WHO planning to build a new COVID-19 mRNA vaccine hub in South Africa

WHO planning to build a new COVID-19 mRNA vaccine hub in South Africa

The World Health Organization (WHO) has reportedly announced that it is establishing the first COVID-19 messenger RNA (mRNA) vaccine technology transfer hub in South Africa. This hub would provide companies from low- and middle-income countries with the know-how and licenses they need to manufacture vaccines.

South African President Cyril Ramaphosa described the move as a historic step in terms of spreading life-saving technologies.

According to the WHO, the tech transfer hub would allow African firms to begin producing mRNA vaccines in a short period of nine to twelve months. The mRNA is an advanced technology currently used in vaccines from Pfizer-BioNTech and Moderna.

Director-General of WHO, Tedros Adhanom Ghebreyesus, announced the initiative in order to improve vaccination availability throughout the African continent, where coronavirus infections and fatalities have surged by over 40% in the last week.

During a press conference in Geneva on Monday, Tedros stated that WHO is in conversations with a group of firms and institutions in South Africa to establish a technology transfer hub.
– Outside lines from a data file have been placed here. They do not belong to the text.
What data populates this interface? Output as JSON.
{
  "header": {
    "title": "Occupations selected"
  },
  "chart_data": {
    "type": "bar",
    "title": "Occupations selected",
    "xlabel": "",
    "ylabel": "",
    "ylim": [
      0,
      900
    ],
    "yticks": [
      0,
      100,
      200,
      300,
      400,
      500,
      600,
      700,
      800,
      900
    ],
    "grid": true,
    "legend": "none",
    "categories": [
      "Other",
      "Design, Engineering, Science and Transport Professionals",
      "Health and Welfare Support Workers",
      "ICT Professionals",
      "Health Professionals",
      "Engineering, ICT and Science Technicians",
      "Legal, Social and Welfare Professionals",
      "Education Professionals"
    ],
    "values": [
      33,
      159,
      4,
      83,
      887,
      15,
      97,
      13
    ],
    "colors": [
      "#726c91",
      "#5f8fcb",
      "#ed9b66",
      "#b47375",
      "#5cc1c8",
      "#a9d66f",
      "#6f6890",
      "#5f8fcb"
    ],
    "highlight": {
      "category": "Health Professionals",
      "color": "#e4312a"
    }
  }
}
Tedros elaborated, the collaboration includes a firm called Afrigen Biologics & Vaccines, which will serve as a hub by producing mRNA vaccines and offering training to another manufacturer called Biovac.

According to Cyril Ramaphosa, the program will alter the narrative of Africa as a hotbed of illness and underdevelopment.

This historic move marks a significant step forward in the global drive to strengthen vaccine development and production capability to put Africa on the road to self-determination, Ramaphosa added.

Advocacy Coordinator, MSF Access Campaign in South Africa, Kate Stegeman, stated that to increase the hub's chances of success, all pharmaceutical companies that share their technology with it through technology transfer contracts must do so in a transparent and non-restrictive manner: any licenses must include all poor and middle-income countries, and technology beneficiaries must be free to build on the platform technology to address other health threats.